4) Ultimate Swordplay
A lot of crazy misadventures happen as Hauer brings the kid to Reno to find his dad (and stop drugs from being made). Most of the mishaps come from Hauer being blind, but then are solved by him being good at smacking people in the face with his walking stick sword. That is until this ultimate fight scene, deep in the ski resorts of Reno, where he absolutely annilates a group of thugs with his Vietnamese swordsmanship skills.

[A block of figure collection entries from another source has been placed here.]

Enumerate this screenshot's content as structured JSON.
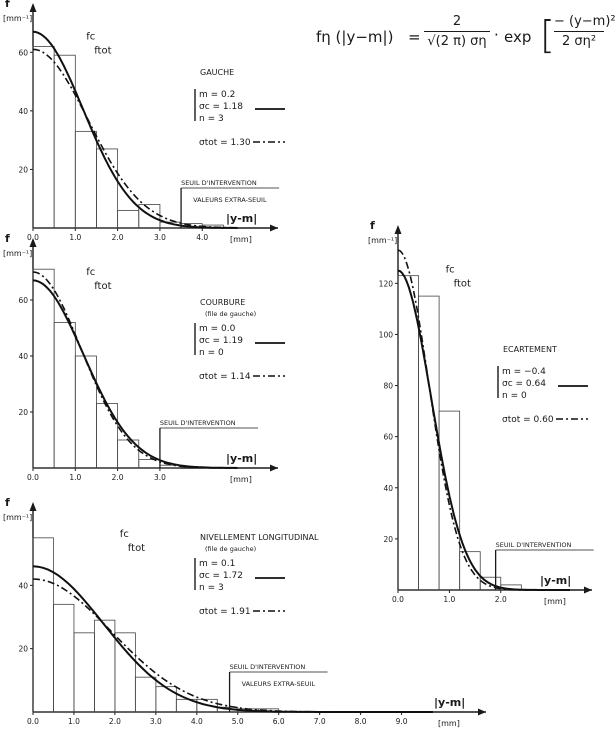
{
  "formula": {
    "lhs": "fη (|y−m|)",
    "eq": "=",
    "num": "2",
    "den": "√(2 π) ση",
    "dot": "·",
    "exp": "exp",
    "num2": "− (y−m)²",
    "den2": "2 ση²"
  },
  "chart_data": [
    {
      "id": "gauche",
      "type": "bar",
      "title": "GAUCHE",
      "subtitle": "",
      "ylabel": "f",
      "yunit": "[mm⁻¹]",
      "xlabel": "|y-m|",
      "xunit": "[mm]",
      "xlim": [
        0,
        5.2
      ],
      "ylim": [
        0,
        70
      ],
      "xticks": [
        "0.0",
        "1.0",
        "2.0",
        "3.0",
        "4.0"
      ],
      "yticks": [
        "20",
        "40",
        "60"
      ],
      "bin_width": 0.5,
      "bins": [
        0,
        0.5,
        1.0,
        1.5,
        2.0,
        2.5,
        3.0,
        3.5,
        4.0
      ],
      "values": [
        62,
        59,
        33,
        27,
        6,
        8,
        2,
        1.5,
        1
      ],
      "params": {
        "m": "m = 0.2",
        "sc": "σc = 1.18",
        "n": "n = 3",
        "stot": "σtot = 1.30"
      },
      "curves": {
        "fc_sigma": 1.18,
        "fc_amp": 67,
        "ftot_sigma": 1.3,
        "ftot_amp": 61
      },
      "curve_labels": {
        "fc": "fc",
        "ftot": "ftot"
      },
      "threshold": {
        "x": 3.5,
        "label": "SEUIL D'INTERVENTION"
      },
      "extra": "VALEURS EXTRA-SEUIL"
    },
    {
      "id": "courbure",
      "type": "bar",
      "title": "COURBURE",
      "subtitle": "(file de gauche)",
      "ylabel": "f",
      "yunit": "[mm⁻¹]",
      "xlabel": "|y-m|",
      "xunit": "[mm]",
      "xlim": [
        0,
        5.2
      ],
      "ylim": [
        0,
        75
      ],
      "xticks": [
        "0.0",
        "1.0",
        "2.0",
        "3.0"
      ],
      "yticks": [
        "20",
        "40",
        "60"
      ],
      "bin_width": 0.5,
      "bins": [
        0,
        0.5,
        1.0,
        1.5,
        2.0,
        2.5,
        3.0
      ],
      "values": [
        71,
        52,
        40,
        23,
        10,
        3,
        1
      ],
      "params": {
        "m": "m = 0.0",
        "sc": "σc = 1.19",
        "n": "n = 0",
        "stot": "σtot = 1.14"
      },
      "curves": {
        "fc_sigma": 1.19,
        "fc_amp": 67,
        "ftot_sigma": 1.14,
        "ftot_amp": 70
      },
      "curve_labels": {
        "fc": "fc",
        "ftot": "ftot"
      },
      "threshold": {
        "x": 3.0,
        "label": "SEUIL D'INTERVENTION"
      },
      "extra": ""
    },
    {
      "id": "nivellement",
      "type": "bar",
      "title": "NIVELLEMENT  LONGITUDINAL",
      "subtitle": "(file de gauche)",
      "ylabel": "f",
      "yunit": "[mm⁻¹]",
      "xlabel": "|y-m|",
      "xunit": "[mm]",
      "xlim": [
        0,
        10.5
      ],
      "ylim": [
        0,
        60
      ],
      "xticks": [
        "0.0",
        "1.0",
        "2.0",
        "3.0",
        "4.0",
        "5.0",
        "6.0",
        "7.0",
        "8.0",
        "9.0"
      ],
      "yticks": [
        "20",
        "40"
      ],
      "bin_width": 0.5,
      "bins": [
        0,
        0.5,
        1.0,
        1.5,
        2.0,
        2.5,
        3.0,
        3.5,
        4.0,
        4.5,
        5.0,
        5.5
      ],
      "values": [
        55,
        34,
        25,
        29,
        25,
        11,
        8,
        4,
        4,
        1.5,
        1,
        1
      ],
      "params": {
        "m": "m = 0.1",
        "sc": "σc = 1.72",
        "n": "n = 3",
        "stot": "σtot = 1.91"
      },
      "curves": {
        "fc_sigma": 1.72,
        "fc_amp": 46,
        "ftot_sigma": 1.91,
        "ftot_amp": 42
      },
      "curve_labels": {
        "fc": "fc",
        "ftot": "ftot"
      },
      "threshold": {
        "x": 4.8,
        "label": "SEUIL D'INTERVENTION"
      },
      "extra": "VALEURS EXTRA-SEUIL"
    },
    {
      "id": "ecartement",
      "type": "bar",
      "title": "ECARTEMENT",
      "subtitle": "",
      "ylabel": "f",
      "yunit": "[mm⁻¹]",
      "xlabel": "|y-m|",
      "xunit": "[mm]",
      "xlim": [
        0,
        3.6
      ],
      "ylim": [
        0,
        135
      ],
      "xticks": [
        "0.0",
        "1.0",
        "2.0"
      ],
      "yticks": [
        "20",
        "40",
        "60",
        "80",
        "100",
        "120"
      ],
      "bin_width": 0.4,
      "bins": [
        0,
        0.4,
        0.8,
        1.2,
        1.6,
        2.0
      ],
      "values": [
        123,
        115,
        70,
        15,
        5,
        2
      ],
      "params": {
        "m": "m = −0.4",
        "sc": "σc = 0.64",
        "n": "n = 0",
        "stot": "σtot = 0.60"
      },
      "curves": {
        "fc_sigma": 0.64,
        "fc_amp": 125,
        "ftot_sigma": 0.6,
        "ftot_amp": 133
      },
      "curve_labels": {
        "fc": "fc",
        "ftot": "ftot"
      },
      "threshold": {
        "x": 1.9,
        "label": "SEUIL D'INTERVENTION"
      },
      "extra": ""
    }
  ]
}
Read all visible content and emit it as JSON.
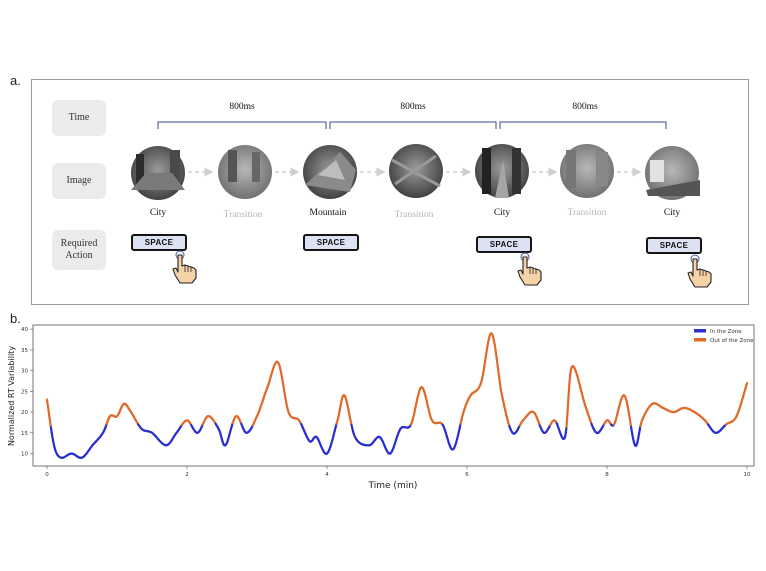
{
  "panel_a": {
    "label": "a.",
    "row_labels": {
      "time": "Time",
      "image": "Image",
      "action": "Required Action"
    },
    "intervals": [
      "800ms",
      "800ms",
      "800ms"
    ],
    "frames": [
      {
        "caption": "City",
        "kind": "target"
      },
      {
        "caption": "Transition",
        "kind": "transition"
      },
      {
        "caption": "Mountain",
        "kind": "target"
      },
      {
        "caption": "Transition",
        "kind": "transition"
      },
      {
        "caption": "City",
        "kind": "target"
      },
      {
        "caption": "Transition",
        "kind": "transition"
      },
      {
        "caption": "City",
        "kind": "target"
      }
    ],
    "actions": [
      {
        "label": "SPACE",
        "hand": true
      },
      {
        "label": "SPACE",
        "hand": false
      },
      {
        "label": "SPACE",
        "hand": true
      },
      {
        "label": "SPACE",
        "hand": true
      }
    ]
  },
  "panel_b": {
    "label": "b.",
    "chart_data": {
      "type": "line",
      "xlabel": "Time (min)",
      "ylabel": "Normalized RT Variability",
      "xlim": [
        -0.2,
        10.1
      ],
      "ylim": [
        7,
        41
      ],
      "xticks": [
        0,
        2,
        4,
        6,
        8,
        10
      ],
      "yticks": [
        10,
        15,
        20,
        25,
        30,
        35,
        40
      ],
      "legend": {
        "position": "top-right",
        "entries": [
          {
            "name": "In the Zone",
            "color": "#2b2fcf"
          },
          {
            "name": "Out of the Zone",
            "color": "#e06a2a"
          }
        ]
      },
      "threshold": 17,
      "series": [
        {
          "name": "Normalized RT Variability",
          "x": [
            0,
            0.1,
            0.2,
            0.35,
            0.5,
            0.65,
            0.8,
            0.9,
            1.0,
            1.1,
            1.2,
            1.35,
            1.5,
            1.7,
            1.85,
            2.0,
            2.15,
            2.3,
            2.45,
            2.55,
            2.7,
            2.85,
            3.0,
            3.15,
            3.3,
            3.45,
            3.6,
            3.75,
            3.85,
            4.0,
            4.15,
            4.25,
            4.4,
            4.6,
            4.75,
            4.9,
            5.05,
            5.2,
            5.35,
            5.5,
            5.65,
            5.8,
            5.95,
            6.05,
            6.2,
            6.35,
            6.5,
            6.65,
            6.8,
            6.95,
            7.1,
            7.25,
            7.4,
            7.5,
            7.7,
            7.85,
            8.0,
            8.1,
            8.25,
            8.4,
            8.5,
            8.65,
            8.8,
            8.95,
            9.1,
            9.25,
            9.4,
            9.55,
            9.7,
            9.85,
            10.0
          ],
          "y": [
            23,
            12,
            9,
            10,
            9,
            12,
            15,
            19,
            19,
            22,
            20,
            16,
            15,
            12,
            15,
            18,
            15,
            19,
            16,
            12,
            19,
            15,
            19,
            26,
            32,
            20,
            18,
            13,
            14,
            10,
            18,
            24,
            14,
            12,
            14,
            10,
            16,
            17,
            26,
            18,
            17,
            11,
            20,
            24,
            27,
            39,
            24,
            15,
            18,
            20,
            15,
            18,
            14,
            31,
            21,
            15,
            18,
            17,
            24,
            12,
            18,
            22,
            21,
            20,
            21,
            20,
            18,
            15,
            17,
            19,
            27
          ]
        }
      ]
    }
  }
}
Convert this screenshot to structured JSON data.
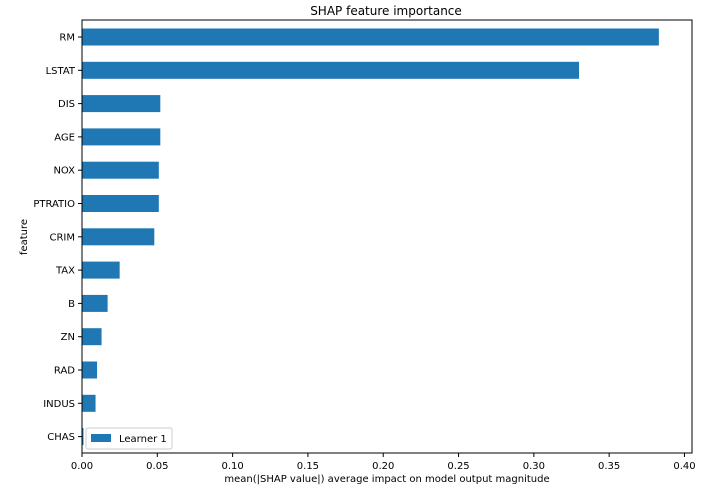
{
  "chart_data": {
    "type": "bar",
    "orientation": "horizontal",
    "title": "SHAP feature importance",
    "xlabel": "mean(|SHAP value|) average impact on model output magnitude",
    "ylabel": "feature",
    "xlim": [
      0,
      0.405
    ],
    "xticks": [
      "0.00",
      "0.05",
      "0.10",
      "0.15",
      "0.20",
      "0.25",
      "0.30",
      "0.35",
      "0.40"
    ],
    "xtick_values": [
      0,
      0.05,
      0.1,
      0.15,
      0.2,
      0.25,
      0.3,
      0.35,
      0.4
    ],
    "categories": [
      "RM",
      "LSTAT",
      "DIS",
      "AGE",
      "NOX",
      "PTRATIO",
      "CRIM",
      "TAX",
      "B",
      "ZN",
      "RAD",
      "INDUS",
      "CHAS"
    ],
    "series": [
      {
        "name": "Learner 1",
        "color": "#1f77b4",
        "values": [
          0.383,
          0.33,
          0.052,
          0.052,
          0.051,
          0.051,
          0.048,
          0.025,
          0.017,
          0.013,
          0.01,
          0.009,
          0.001
        ]
      }
    ],
    "grid": false,
    "legend_position": "lower-left"
  }
}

5) Sho Kosugi’s Fight Scene
And finally, in one of the most surprising (and arbitrary) cameos in action movie history, the bad guys literally put down their guns which they have placed squarely on Hauer and invite him to sword battle a ninja which they brought in. (Sho Kosugi, it seems, is their backup plan once they learned Bruce Lee was dead.) The fight scene is truly one of the greats and makes excellent use of the set and props by creating a sparklingly deadly hot tub jacuzzi as the place for Kosugi’s ultimate demise.
All told, Blind Fury is absolutely insane movie that probably never should have been made, but we’re all very glad that it did and it exists.